Text messages and whooping alarms were sent to the phones of millions in and around the Japanese capital, warning: "A quake has occurred off Ibaraki. Prepare for strong jolts."
But officials suspect the early alert, issued by the Japan Meteorological Agency, was triggered by two minor earthquakes hitting the archipelago at nearly exactly the same time.
A 4.4-magnitude quake struck off Ibaraki, northeast of Tokyo, in the Pacific at 11:02 am (0202 GMT).
And nearly simultaneously, a 3.9-magnitude tremor hit Toyama prefecture, some 350 kilometers (217 miles) west of the one off Ibaraki.
Even Prime Minister Shinzo Abe was caught off-guard by the false alarm -- with TV footage showing him checking his flip phone as alarms echoed in the prime minister's office ahead of a cabinet meeting.
An alert also flashed on public broadcaster NHK as its announcer warned viewers: "Protect yourself. Stay away from unstable furniture."
The warning forced train and subway operators in the capital to suspend services temporarily, while elevators -- including those of Tokyo Tower -- stopped, local media reported.
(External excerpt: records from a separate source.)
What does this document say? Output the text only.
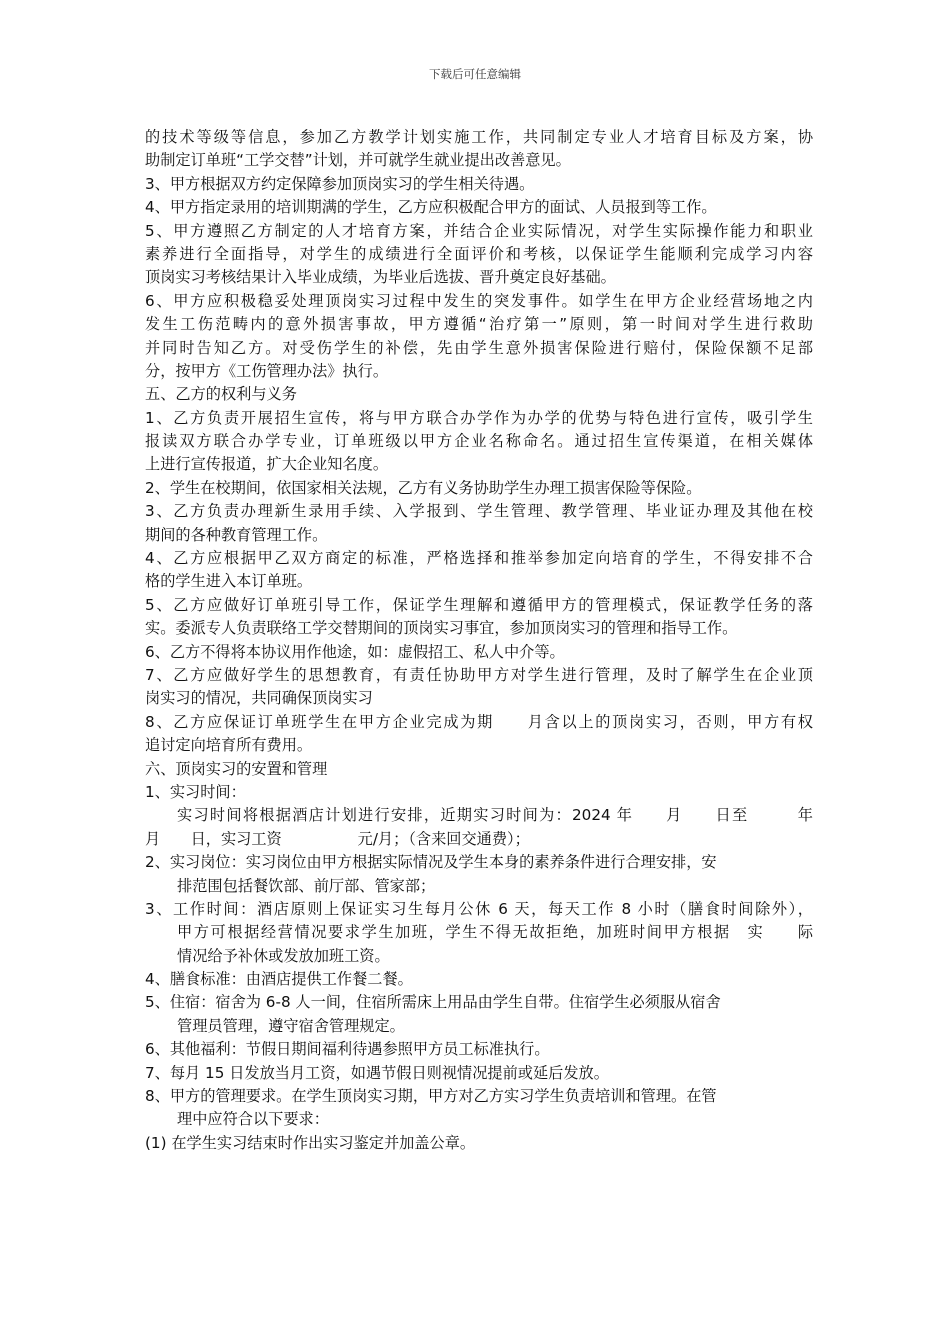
下载后可任意编辑
的技术等级等信息，参加乙方教学计划实施工作，共同制定专业人才培育目标及方案，协
助制定订单班“工学交替”计划，并可就学生就业提出改善意见。
3、甲方根据双方约定保障参加顶岗实习的学生相关待遇。
4、甲方指定录用的培训期满的学生，乙方应积极配合甲方的面试、人员报到等工作。
5、甲方遵照乙方制定的人才培育方案，并结合企业实际情况，对学生实际操作能力和职业
素养进行全面指导，对学生的成绩进行全面评价和考核，以保证学生能顺利完成学习内容
顶岗实习考核结果计入毕业成绩，为毕业后选拔、晋升奠定良好基础。
6、甲方应积极稳妥处理顶岗实习过程中发生的突发事件。如学生在甲方企业经营场地之内
发生工伤范畴内的意外损害事故，甲方遵循“治疗第一”原则，第一时间对学生进行救助
并同时告知乙方。对受伤学生的补偿，先由学生意外损害保险进行赔付，保险保额不足部
分，按甲方《工伤管理办法》执行。
五、乙方的权利与义务
1、乙方负责开展招生宣传，将与甲方联合办学作为办学的优势与特色进行宣传，吸引学生
报读双方联合办学专业，订单班级以甲方企业名称命名。通过招生宣传渠道，在相关媒体
上进行宣传报道，扩大企业知名度。
2、学生在校期间，依国家相关法规，乙方有义务协助学生办理工损害保险等保险。
3、乙方负责办理新生录用手续、入学报到、学生管理、教学管理、毕业证办理及其他在校
期间的各种教育管理工作。
4、乙方应根据甲乙双方商定的标准，严格选择和推举参加定向培育的学生，不得安排不合
格的学生进入本订单班。
5、乙方应做好订单班引导工作，保证学生理解和遵循甲方的管理模式，保证教学任务的落
实。委派专人负责联络工学交替期间的顶岗实习事宜，参加顶岗实习的管理和指导工作。
6、乙方不得将本协议用作他途，如：虚假招工、私人中介等。
7、乙方应做好学生的思想教育，有责任协助甲方对学生进行管理，及时了解学生在企业顶
岗实习的情况，共同确保顶岗实习
8、乙方应保证订单班学生在甲方企业完成为期　　月含以上的顶岗实习，否则，甲方有权
追讨定向培育所有费用。
六、顶岗实习的安置和管理
1、实习时间：
实习时间将根据酒店计划进行安排，近期实习时间为：2024 年　　月　　日至　　　年
月　　日，实习工资　　　　　元/月；（含来回交通费）；
2、实习岗位：实习岗位由甲方根据实际情况及学生本身的素养条件进行合理安排，安
排范围包括餐饮部、前厅部、管家部；
3、工作时间：酒店原则上保证实习生每月公休 6 天，每天工作 8 小时（膳食时间除外），
甲方可根据经营情况要求学生加班，学生不得无故拒绝，加班时间甲方根据　实　　际
情况给予补休或发放加班工资。
4、膳食标准：由酒店提供工作餐二餐。
5、住宿：宿舍为 6-8 人一间，住宿所需床上用品由学生自带。住宿学生必须服从宿舍
管理员管理，遵守宿舍管理规定。
6、其他福利：节假日期间福利待遇参照甲方员工标准执行。
7、每月 15 日发放当月工资，如遇节假日则视情况提前或延后发放。
8、甲方的管理要求。在学生顶岗实习期，甲方对乙方实习学生负责培训和管理。在管
理中应符合以下要求：
(1) 在学生实习结束时作出实习鉴定并加盖公章。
But any jolts were moderate with no injuries or damage reported.
"We suspect that the system overestimated it by calculating the two separate quakes as one big quake," an official said, adding that the agency was further investigating the cause.
Japan launched the world's first earthquake early warning system in 2007, giving residents vital extra seconds before a major quake hits.
The country sits at the junction of four tectonic plates and experiences a number of relatively violent quakes every year.
A 9.0-magnitude earthquake in March 2011 triggered a massive and deadly tsunami, which smashed into the Fukushima nuclear power station and sparked the world's worst atomic accident since Chernobyl in 1986.
In the cataclysmic earthquake, underground sensors detected the first tectonic shift and sent out telephone text messages to tens of millions of people within seconds.
But the agency has also wrongly issued the early warning system in the past, sparking unnecessary confusion and complaints.